Sean Foley’s pre-set for his production of Harwood’s ‘The Dresser’ is our first step into a historical world. Michael Taylor’s design cascades down, from the lighting rig to the flies, to the dressing room below – reminding us that the actors we praise rely on a backstage team we never see. The first actor to appear stands silhouetted, smoking in the flies – by hiding his face and identity Foley prevents us guessing his place in the backstage world ‘The Dresser’ explores. The play as a whole grapples with the hierarchy of this world: though the story centres on the actions of ‘Sir’ (Ken Stott), a veteran actor-manager determinedly touring Shakespeare under the shadow of World War II; the title and bulk of the play belongs to his dresser Norman (Reece Shearsmith).
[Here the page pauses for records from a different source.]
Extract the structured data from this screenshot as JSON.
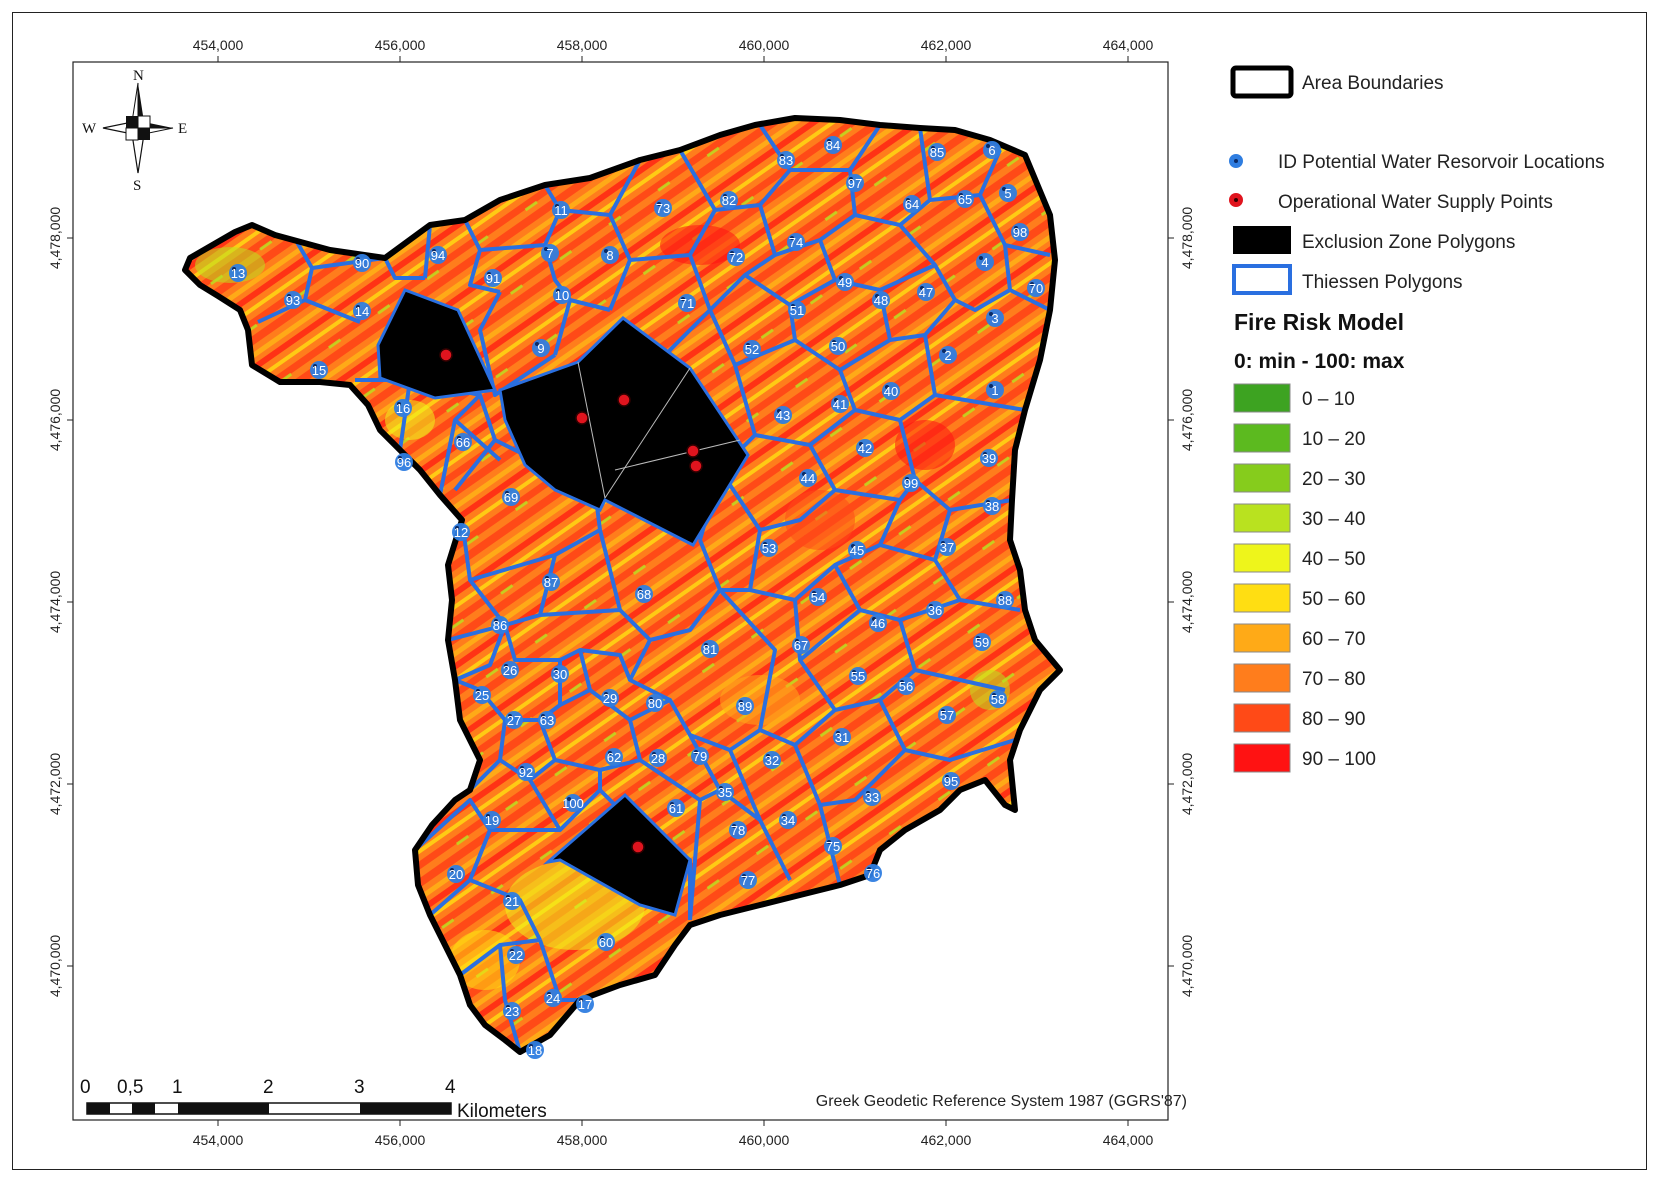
{
  "axes": {
    "x_ticks": [
      "454,000",
      "456,000",
      "458,000",
      "460,000",
      "462,000",
      "464,000"
    ],
    "y_ticks": [
      "4,478,000",
      "4,476,000",
      "4,474,000",
      "4,472,000",
      "4,470,000"
    ]
  },
  "compass": {
    "n": "N",
    "s": "S",
    "e": "E",
    "w": "W"
  },
  "scale_bar": {
    "labels": [
      "0",
      "0,5",
      "1",
      "2",
      "3",
      "4"
    ],
    "unit": "Kilometers"
  },
  "crs": "Greek Geodetic Reference System 1987 (GGRS'87)",
  "legend": {
    "items": [
      {
        "label": "Area Boundaries",
        "symbol": "area-boundary"
      },
      {
        "label": "ID Potential Water Resorvoir Locations",
        "symbol": "blue-dot",
        "color": "#2f7de0"
      },
      {
        "label": "Operational Water Supply Points",
        "symbol": "red-dot",
        "color": "#e0141e"
      },
      {
        "label": "Exclusion Zone Polygons",
        "symbol": "black-fill"
      },
      {
        "label": "Thiessen Polygons",
        "symbol": "blue-outline",
        "color": "#2a6fe0"
      }
    ],
    "fire_risk_title": "Fire Risk Model",
    "fire_risk_subtitle": "0: min - 100: max",
    "classes": [
      {
        "label": "0 – 10",
        "color": "#3da321"
      },
      {
        "label": "10 – 20",
        "color": "#5cba1f"
      },
      {
        "label": "20 – 30",
        "color": "#86cc1c"
      },
      {
        "label": "30 – 40",
        "color": "#b9e21f"
      },
      {
        "label": "40 – 50",
        "color": "#eef51b"
      },
      {
        "label": "50 – 60",
        "color": "#ffde12"
      },
      {
        "label": "60 – 70",
        "color": "#ffaa17"
      },
      {
        "label": "70 – 80",
        "color": "#ff7d1c"
      },
      {
        "label": "80 – 90",
        "color": "#ff4a17"
      },
      {
        "label": "90 – 100",
        "color": "#ff1212"
      }
    ]
  },
  "reservoir_ids": [
    "1",
    "2",
    "3",
    "4",
    "5",
    "6",
    "7",
    "8",
    "9",
    "10",
    "11",
    "12",
    "13",
    "14",
    "15",
    "16",
    "17",
    "18",
    "19",
    "20",
    "21",
    "22",
    "23",
    "24",
    "25",
    "26",
    "27",
    "28",
    "29",
    "30",
    "31",
    "32",
    "33",
    "34",
    "35",
    "36",
    "37",
    "38",
    "39",
    "40",
    "41",
    "42",
    "43",
    "44",
    "45",
    "46",
    "47",
    "48",
    "49",
    "50",
    "51",
    "52",
    "53",
    "54",
    "55",
    "56",
    "57",
    "58",
    "59",
    "60",
    "61",
    "62",
    "63",
    "64",
    "65",
    "66",
    "67",
    "68",
    "69",
    "70",
    "71",
    "72",
    "73",
    "74",
    "75",
    "76",
    "77",
    "78",
    "79",
    "80",
    "81",
    "82",
    "83",
    "84",
    "85",
    "86",
    "87",
    "88",
    "89",
    "90",
    "91",
    "92",
    "93",
    "94",
    "95",
    "96",
    "97",
    "98",
    "99",
    "100"
  ],
  "colors": {
    "boundary": "#000000",
    "thiessen": "#2a6fe0",
    "reservoir_point": "#2f7de0",
    "supply_point": "#e0141e",
    "exclusion": "#000000"
  }
}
The lights drop and the wartime songs fade, and an explosion of sound plunges us into the Blitz, 1941, and that night’s performance of King Lear. “Herr Hitler has made it very difficult for Shakespearean companies”, Sir complains, and the Blitz occasionally visits the action through a neat suggestion of light and sound. But the play goes on – there’s a smart visual gag with a nervous drummer trying to continue the storm sequence between blasts, and Ben and Max Ringham’s gently haunting score pushes the characters on further to the inevitable collapse of their insular world.
Foley’s programme essay describes the Sir/Norman relationship as a latter-day Lear and Fool, a reading vibrantly brought out in his stars’ performances. Shearsmith is a force of nature, hands constantly in flight. His delivery renders dialogue that sounds readable (often delivered in speeches, and full of anecdotal stories) into arresting comic patter, or searing criticism of any character that comes between him and his ‘Sir’. By contrast, Stott is a silent, solid presence, spending much of the first act in the absorbing act of applying his makeup. His speech feels less performative and more fresh-minted and direct. His stillness counteracts and points out Norman’s motherly fidgetiness, to its tender first-act climax of Norman lining Sir’s hands with makeup before the performance begins. There are striking performances from the supporting cast, with a remarkable shift from brittleness to poignancy in Selina Cadell’s long-suffering stage manager and comrade.
‘The Dresser’ plays as a beautifully paced backstage narrative, flirting with the chaos of Noises Off, but far more affectingly so, with every actor desperately trying to keep their leader going through the performance. What engrosses most is the minute shifts in the relationships between the company, from the young woman inviting Sir’s attention in exchange for larger roles, to the quiet delight of Thornton (Simon Rouse) making his debut as the Fool. The quiet tragedy is that these relationships are never seen eye-to-eye. In the final scene Norman deliberately reduces the story to a two-hander, sending the other characters home in quick succession. We are left with a heartrending separation of two men who will never be equals, in a world on the edge of a new order.